Cows made their American debut in Chicago in 1999 and brought in an additional $200 million in tourism revenue for the city, according to the New York Times.
Beyond cows, Anchorage has featured grizzly bears, Memphis has been covered in tigers, and Orlando has been home to geckos, just to name a few.
Mark Cline, owner of Enchanted Castle Studios and creator of Foamhenge, Dinosaurland, and other local attractions such as Lexington’s Ghost Tour, has been tapped to produce the horses. He has experience with the animal statue phenomenon, having previously created a set of 35 rabbit statues for a “Grand Rabbits” display in Grand Rapids, Mich., in 2000.
So far, Cline has created a horse mold and single prototype, which has secured a sponsorship from an individual at Serendipity Farm in Fairfield. But he won’t manufacture more until all horses are spoken for.
He said that while much of his work is contracted by cities and companies across the country, in this instance, the proximity of manufacturer to organizers is ideal.
“Fortunately for them I’m close by, because a lot of companies have to ship them in from different places,” he said. “The big benefit there is I can work very closely with these people who are just down the road.”
And he always enjoys being involved in projects that serve people in the Rockbridge area.

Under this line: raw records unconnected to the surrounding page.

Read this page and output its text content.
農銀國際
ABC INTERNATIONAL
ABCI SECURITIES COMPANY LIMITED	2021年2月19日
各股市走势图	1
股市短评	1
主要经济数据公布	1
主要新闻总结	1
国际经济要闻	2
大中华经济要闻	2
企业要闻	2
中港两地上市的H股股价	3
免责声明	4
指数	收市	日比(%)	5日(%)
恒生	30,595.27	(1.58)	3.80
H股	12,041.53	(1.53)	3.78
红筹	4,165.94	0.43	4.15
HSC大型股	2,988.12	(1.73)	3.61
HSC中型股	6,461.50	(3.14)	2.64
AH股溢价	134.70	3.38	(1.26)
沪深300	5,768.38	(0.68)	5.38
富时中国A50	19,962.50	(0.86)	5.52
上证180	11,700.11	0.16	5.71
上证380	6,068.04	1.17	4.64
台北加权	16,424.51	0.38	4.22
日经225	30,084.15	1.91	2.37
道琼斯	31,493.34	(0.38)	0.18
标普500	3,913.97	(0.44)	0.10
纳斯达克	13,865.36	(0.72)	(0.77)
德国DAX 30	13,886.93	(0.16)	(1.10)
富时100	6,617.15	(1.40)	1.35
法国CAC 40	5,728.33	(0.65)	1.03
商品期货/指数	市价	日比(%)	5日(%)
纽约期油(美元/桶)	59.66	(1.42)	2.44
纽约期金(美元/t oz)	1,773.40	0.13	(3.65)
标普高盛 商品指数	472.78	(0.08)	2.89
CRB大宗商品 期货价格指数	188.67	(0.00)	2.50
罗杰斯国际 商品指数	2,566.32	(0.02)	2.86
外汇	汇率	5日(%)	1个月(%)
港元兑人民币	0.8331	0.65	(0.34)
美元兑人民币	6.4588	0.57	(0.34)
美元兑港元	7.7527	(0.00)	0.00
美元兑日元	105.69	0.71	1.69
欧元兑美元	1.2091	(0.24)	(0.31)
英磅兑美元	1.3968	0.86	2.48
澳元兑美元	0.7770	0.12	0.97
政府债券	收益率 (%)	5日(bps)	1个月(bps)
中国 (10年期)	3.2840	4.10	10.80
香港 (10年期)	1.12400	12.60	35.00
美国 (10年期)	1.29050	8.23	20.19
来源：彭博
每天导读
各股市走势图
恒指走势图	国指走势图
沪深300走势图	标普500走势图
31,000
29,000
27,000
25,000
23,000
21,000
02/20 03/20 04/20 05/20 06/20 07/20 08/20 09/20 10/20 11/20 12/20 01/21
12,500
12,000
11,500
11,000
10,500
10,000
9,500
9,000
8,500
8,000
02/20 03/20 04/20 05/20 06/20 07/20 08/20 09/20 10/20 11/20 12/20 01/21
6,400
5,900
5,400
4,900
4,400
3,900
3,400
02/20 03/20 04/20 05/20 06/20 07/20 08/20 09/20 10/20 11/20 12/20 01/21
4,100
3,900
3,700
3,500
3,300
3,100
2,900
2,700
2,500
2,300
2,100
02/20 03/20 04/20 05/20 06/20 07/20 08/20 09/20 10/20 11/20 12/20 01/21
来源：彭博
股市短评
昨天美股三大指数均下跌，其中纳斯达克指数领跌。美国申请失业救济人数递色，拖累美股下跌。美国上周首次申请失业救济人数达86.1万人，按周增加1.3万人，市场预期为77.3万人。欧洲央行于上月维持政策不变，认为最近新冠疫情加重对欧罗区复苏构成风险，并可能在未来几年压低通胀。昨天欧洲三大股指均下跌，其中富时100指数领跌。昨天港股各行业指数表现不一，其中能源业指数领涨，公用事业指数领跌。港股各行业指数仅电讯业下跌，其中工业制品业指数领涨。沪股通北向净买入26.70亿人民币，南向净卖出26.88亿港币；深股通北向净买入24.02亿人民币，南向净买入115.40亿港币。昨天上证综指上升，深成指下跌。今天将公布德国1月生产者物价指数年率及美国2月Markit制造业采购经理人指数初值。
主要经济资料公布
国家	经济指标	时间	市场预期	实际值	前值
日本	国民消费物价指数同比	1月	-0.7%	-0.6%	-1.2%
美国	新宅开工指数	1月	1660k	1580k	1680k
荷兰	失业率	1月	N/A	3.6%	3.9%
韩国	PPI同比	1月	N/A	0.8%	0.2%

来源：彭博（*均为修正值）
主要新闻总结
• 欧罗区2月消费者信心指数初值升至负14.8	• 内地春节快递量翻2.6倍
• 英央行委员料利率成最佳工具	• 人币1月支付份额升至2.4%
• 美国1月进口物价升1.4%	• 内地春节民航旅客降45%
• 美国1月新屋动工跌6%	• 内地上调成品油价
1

“I want to improve the quality of life of my neighbors; you do that by becoming part of the community, for them, with them,” he said.
Cohen said members of the committee have met with representatives from Main Street Lexington, the Chamber of Commerce, the Lexington City Council, and the Rockbridge County Board of Supervisors to float the idea and ask for promotional support. Organizers intend for the art to have a broad reach, with hopes of mounting the horses throughout downtown and Rockbridge County, and perhaps even in southern Augusta County.
Sponsorship opportunity packets were completed on Wednesday, and organizers hope to have all sponsors finalized by the end of November. Donovan said that though the horse center has not yet begun the official solicitation process, organizers have already been approached by seven or eight people who want to sponsor a horse.
The committee’s goal is to have the horses on public display by late spring or early summer.
Donovan, who was brought on staff at the beginning of 2016, said that the center seems to have been on an upward trajectory since John Nicholson was named CEO of the center in 2015. The center has completed a first-ever strategic plan and a 10-year budget projection. A master plan for its 600 acres is in the works.
“Even though we’re 30 years old, in a lot of ways we’re a start-up … with a completely new management team, a lot of new board members, and a new vision for financial sustainability for the future,” she said.
Most of all, she said horse center supporters are excited about the unlimited potential of the colorful new endeavor.
“We’re so excited about Horse Mania because it’s revolving around partnerships and bringing together businesses, individuals, and art,” she said. “In a way we feel like this is an opportunity to cross-pollinate and really engage with equestrian enthusiasts but also non-equestrians, even non-horse people.”